The Department of Labor does not use BLS surveys to calculate Davis-Bacon prevailing wages, because the Davis-Bacon Act requires prevailing wage calculations for individual cities and counties. The Bureau of Labor Statistics conducts its surveys on the basis of larger metropolitan statistical areas (MSAs) and non-metropolitan statistical areas. Many cities and counties are too small for individual random sampling. MSAs and non-MSAs are economically similar areas that are large enough to generate reliable, statistically valid estimates. Congress should amend the Davis-Bacon Act to require statistically valid random sampling of MSAs, instead of civil subdivisions, so that the Department of Labor can calculate accurate prevailing wages.
Recommendations for Congress
Congress should not extend the Davis-Bacon Act to private construction projects that receive federal subsidies. Private construction has nothing to do with the purpose of prevailing wage laws, which is preventing the federal government's purchasing power from driving down wages. In addition, serious flaws in prevailing wage determinations mean that Davis-Bacon does not serve this purpose. In some cities, Davis-Bacon wages drive down market wages, while in others they cause taxpayers to overpay for construction projects.

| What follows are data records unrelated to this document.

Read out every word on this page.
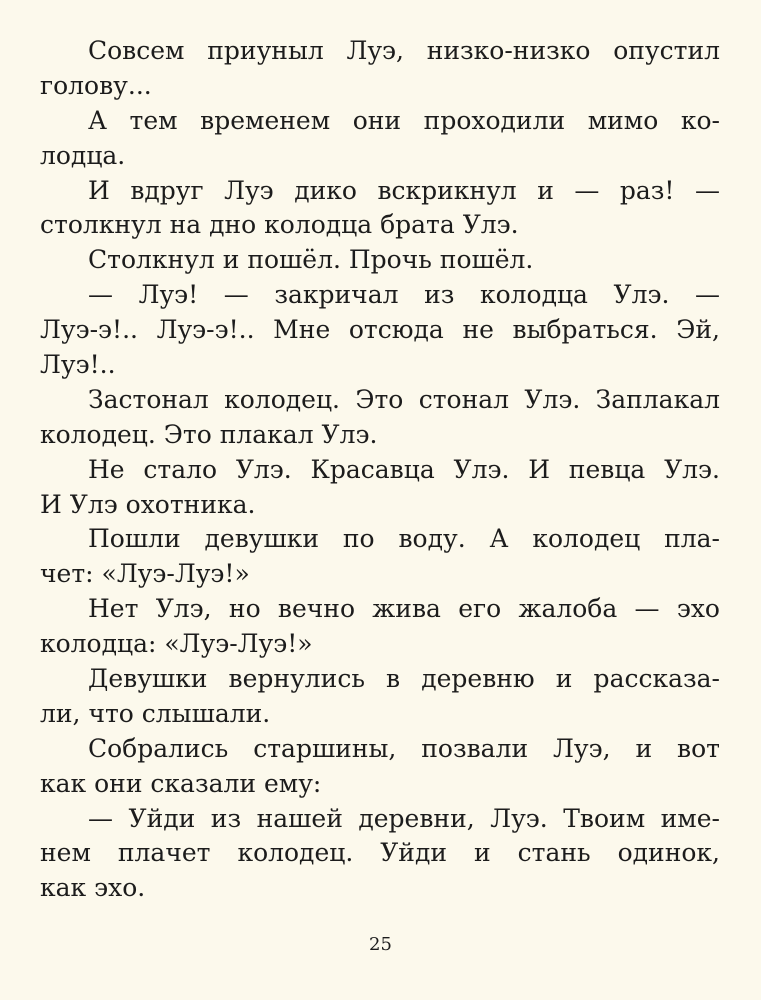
Совсем приуныл Луэ, низко-низко опустил
голову...
А тем временем они проходили мимо ко-
лодца.
И вдруг Луэ дико вскрикнул и — раз! —
столкнул на дно колодца брата Улэ.
Столкнул и пошёл. Прочь пошёл.
— Луэ! — закричал из колодца Улэ. —
Луэ-э!.. Луэ-э!.. Мне отсюда не выбраться. Эй,
Луэ!..
Застонал колодец. Это стонал Улэ. Заплакал
колодец. Это плакал Улэ.
Не стало Улэ. Красавца Улэ. И певца Улэ.
И Улэ охотника.
Пошли девушки по воду. А колодец пла-
чет: «Луэ-Луэ!»
Нет Улэ, но вечно жива его жалоба — эхо
колодца: «Луэ-Луэ!»
Девушки вернулись в деревню и рассказа-
ли, что слышали.
Собрались старшины, позвали Луэ, и вот
как они сказали ему:
— Уйди из нашей деревни, Луэ. Твоим име-
нем плачет колодец. Уйди и стань одинок,
как эхо.
25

Instead Congress should fix the Davis-Bacon prevailing wage determinations by requiring the Department of Labor to calculate prevailing wages using proper statistical techniques and allowing the Department of Labor to calculate prevailing wages using larger geographic areas than civil subdivisions in order to generate statistically valid random samples.
The Bureau of Labor Statistics conducts timely, accurate, and scientifically valid surveys. Using these surveys would significantly improve the accuracy of Davis-Bacon prevailing wages so that they would reflect actual prevailing market wages.
James Sherk is Bradley Fellow in Labor Policy in the Center for Data Analysis at The Heritage Foundation.